Tinha uma cor clara e bela, diferente do cinza metalizado por que estava
cercado. Não lembrava o nome daquele ser, não se lembrava do nome que se dava
àquela cor, mas aquilo o fez sentir algo diferente, como um palpitar dentro de
seu peito. Pensou que seu peito fosse explodir e largou o diminuto ser no chão.
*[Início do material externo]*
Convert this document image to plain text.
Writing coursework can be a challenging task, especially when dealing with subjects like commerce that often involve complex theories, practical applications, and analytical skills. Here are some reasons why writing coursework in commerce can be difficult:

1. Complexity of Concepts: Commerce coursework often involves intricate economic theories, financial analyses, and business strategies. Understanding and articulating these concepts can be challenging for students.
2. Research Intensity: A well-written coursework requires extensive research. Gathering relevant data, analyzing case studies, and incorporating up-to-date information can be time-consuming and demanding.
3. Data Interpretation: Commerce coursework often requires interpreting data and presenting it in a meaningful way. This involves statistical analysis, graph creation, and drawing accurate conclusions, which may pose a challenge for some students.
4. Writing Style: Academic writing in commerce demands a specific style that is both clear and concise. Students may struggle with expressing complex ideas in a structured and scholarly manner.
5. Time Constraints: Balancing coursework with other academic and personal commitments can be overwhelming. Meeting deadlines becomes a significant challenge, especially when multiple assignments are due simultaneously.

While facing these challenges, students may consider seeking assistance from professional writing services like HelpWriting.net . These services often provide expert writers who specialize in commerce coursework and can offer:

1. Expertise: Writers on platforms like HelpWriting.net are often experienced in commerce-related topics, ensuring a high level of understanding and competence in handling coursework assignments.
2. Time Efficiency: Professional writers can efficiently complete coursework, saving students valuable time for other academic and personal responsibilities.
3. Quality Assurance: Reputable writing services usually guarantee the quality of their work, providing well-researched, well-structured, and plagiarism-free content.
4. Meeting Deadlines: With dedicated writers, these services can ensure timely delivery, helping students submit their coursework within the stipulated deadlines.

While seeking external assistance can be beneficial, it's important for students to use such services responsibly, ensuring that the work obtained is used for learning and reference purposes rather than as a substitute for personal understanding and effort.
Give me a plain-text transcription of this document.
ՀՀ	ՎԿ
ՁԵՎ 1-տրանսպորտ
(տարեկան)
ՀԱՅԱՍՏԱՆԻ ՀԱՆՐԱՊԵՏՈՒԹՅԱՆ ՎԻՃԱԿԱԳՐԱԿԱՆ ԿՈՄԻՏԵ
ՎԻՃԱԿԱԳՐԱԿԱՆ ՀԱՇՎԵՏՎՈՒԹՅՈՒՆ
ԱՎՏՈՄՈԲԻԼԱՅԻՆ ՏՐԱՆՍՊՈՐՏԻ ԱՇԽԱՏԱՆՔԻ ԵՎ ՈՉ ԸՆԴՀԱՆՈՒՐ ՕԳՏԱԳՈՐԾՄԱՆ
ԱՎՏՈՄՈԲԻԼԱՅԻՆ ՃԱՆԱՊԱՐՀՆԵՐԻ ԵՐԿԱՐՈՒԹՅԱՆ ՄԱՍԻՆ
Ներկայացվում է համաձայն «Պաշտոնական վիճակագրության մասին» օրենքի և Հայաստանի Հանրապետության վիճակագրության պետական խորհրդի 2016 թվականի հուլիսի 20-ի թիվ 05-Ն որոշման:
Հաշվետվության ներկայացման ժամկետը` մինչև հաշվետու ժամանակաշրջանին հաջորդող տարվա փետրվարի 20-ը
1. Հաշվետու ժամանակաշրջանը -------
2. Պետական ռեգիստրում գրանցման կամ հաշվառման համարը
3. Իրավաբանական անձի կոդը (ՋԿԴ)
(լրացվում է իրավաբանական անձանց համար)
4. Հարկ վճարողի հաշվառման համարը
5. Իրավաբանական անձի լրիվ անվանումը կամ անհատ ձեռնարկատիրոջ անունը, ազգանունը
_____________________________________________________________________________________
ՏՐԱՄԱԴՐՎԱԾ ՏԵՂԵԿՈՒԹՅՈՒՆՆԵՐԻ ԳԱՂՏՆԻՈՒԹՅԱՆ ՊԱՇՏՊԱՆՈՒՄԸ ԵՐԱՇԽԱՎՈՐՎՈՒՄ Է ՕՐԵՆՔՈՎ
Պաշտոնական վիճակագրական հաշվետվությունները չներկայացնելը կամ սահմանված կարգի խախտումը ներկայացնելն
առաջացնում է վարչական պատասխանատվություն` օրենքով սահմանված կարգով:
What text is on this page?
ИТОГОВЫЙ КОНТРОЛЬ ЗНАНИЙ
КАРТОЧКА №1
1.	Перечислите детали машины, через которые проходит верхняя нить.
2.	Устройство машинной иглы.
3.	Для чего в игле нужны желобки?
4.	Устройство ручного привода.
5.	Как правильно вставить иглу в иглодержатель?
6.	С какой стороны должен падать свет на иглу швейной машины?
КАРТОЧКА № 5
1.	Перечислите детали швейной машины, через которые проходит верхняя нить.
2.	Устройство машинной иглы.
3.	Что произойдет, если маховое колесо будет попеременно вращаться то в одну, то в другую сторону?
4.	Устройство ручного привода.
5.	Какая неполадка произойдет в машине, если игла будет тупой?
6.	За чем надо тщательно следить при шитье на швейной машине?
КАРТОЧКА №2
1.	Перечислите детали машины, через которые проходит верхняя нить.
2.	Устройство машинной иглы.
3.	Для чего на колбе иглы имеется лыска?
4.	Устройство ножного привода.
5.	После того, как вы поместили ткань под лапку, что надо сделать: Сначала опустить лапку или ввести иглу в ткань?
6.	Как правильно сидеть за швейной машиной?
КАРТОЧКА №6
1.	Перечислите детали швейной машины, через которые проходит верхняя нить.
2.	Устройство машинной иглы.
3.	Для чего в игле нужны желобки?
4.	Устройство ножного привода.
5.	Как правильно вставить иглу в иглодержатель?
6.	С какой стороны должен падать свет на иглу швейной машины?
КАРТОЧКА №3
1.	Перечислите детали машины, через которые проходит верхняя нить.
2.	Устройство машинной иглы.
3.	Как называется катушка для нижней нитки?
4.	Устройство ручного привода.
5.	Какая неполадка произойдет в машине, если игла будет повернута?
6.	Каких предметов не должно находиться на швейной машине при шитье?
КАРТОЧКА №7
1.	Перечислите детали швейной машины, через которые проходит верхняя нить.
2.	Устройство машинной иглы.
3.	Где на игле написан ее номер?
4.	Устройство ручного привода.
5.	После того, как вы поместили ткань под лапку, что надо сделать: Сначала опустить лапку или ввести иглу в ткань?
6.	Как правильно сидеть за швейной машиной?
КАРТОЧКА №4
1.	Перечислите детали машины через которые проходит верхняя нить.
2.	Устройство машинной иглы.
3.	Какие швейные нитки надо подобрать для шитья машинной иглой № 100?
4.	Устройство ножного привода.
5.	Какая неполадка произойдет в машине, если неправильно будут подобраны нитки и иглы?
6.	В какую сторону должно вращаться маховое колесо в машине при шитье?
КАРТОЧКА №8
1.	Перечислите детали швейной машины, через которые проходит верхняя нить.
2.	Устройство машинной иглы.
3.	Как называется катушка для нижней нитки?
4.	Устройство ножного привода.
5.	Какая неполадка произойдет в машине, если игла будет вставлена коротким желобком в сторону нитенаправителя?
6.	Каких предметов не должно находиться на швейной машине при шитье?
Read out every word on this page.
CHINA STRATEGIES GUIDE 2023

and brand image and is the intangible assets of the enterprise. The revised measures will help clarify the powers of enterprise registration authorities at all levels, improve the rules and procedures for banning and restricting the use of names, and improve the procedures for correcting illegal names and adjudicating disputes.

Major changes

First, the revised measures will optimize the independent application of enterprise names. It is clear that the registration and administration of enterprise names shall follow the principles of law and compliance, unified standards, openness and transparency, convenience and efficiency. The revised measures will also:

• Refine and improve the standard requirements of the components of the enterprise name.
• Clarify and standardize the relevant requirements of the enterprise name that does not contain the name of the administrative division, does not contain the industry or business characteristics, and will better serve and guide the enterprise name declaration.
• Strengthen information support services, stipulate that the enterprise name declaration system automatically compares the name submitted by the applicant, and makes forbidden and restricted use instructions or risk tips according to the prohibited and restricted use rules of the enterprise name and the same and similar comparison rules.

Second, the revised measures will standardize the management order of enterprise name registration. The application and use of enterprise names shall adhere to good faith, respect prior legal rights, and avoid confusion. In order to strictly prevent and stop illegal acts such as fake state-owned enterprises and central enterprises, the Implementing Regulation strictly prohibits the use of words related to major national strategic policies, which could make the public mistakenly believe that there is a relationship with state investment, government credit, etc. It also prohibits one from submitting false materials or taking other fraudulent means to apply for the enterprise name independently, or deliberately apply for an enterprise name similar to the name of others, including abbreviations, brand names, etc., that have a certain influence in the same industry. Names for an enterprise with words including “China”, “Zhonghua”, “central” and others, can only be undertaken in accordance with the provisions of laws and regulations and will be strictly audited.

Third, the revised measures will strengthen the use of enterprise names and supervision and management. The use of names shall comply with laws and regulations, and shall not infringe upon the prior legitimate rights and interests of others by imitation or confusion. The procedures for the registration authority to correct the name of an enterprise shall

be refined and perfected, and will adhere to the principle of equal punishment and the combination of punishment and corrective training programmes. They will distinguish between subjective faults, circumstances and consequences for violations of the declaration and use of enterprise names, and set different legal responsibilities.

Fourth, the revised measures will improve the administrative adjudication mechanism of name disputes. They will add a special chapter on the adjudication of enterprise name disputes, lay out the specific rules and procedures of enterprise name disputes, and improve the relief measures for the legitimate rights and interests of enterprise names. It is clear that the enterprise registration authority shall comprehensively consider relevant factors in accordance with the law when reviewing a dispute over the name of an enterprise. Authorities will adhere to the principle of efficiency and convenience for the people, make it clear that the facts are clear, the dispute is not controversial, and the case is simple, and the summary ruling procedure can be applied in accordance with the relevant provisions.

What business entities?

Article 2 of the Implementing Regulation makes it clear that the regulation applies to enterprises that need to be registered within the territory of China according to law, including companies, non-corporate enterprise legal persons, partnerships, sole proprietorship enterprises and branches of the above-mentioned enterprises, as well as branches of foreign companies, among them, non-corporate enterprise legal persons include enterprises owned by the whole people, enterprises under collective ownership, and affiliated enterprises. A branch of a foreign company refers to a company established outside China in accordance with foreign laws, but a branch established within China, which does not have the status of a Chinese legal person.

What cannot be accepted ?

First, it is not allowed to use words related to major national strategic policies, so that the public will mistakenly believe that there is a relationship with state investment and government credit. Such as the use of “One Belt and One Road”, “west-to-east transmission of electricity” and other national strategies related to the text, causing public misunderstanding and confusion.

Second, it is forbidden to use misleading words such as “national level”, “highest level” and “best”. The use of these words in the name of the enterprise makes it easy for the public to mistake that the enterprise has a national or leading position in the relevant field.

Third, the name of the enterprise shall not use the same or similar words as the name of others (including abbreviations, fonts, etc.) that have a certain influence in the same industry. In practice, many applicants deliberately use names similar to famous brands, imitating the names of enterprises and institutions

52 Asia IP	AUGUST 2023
Quando o bater em seu pito se normalizou, assim como sua respiração, voltou a
pegar aquilo que tanto o maravilhava e intrigava. Desejou tocá-la e sentir seu
toque na mão, mas aquela armadura o impedia de ter qualquer sensação do mundo
externo. Foi então que resolveu cometer uma insensatez: retirou a luva de sua
armadura para poder tocar, com a ponta do seu dedo, o delicado corpo alongado e
delicado, uma haste que terminava numa profusão de pequenos braços que se
abriam para o mundo, como se o pequeno ser se desnudasse para poder ser
contemplado. Mas só tocar não foi suficiente, ele queria sentir mais daquele
ser, e mesmo com todo o medo que sentia, retirou seu capacete e ao fazê-lo,
suas narinas foram invadidas por um aroma doce e delicado que era desprendido
do ser. Jamais havia sentido nada parecido, jamais tinha tocado (e sido tocado)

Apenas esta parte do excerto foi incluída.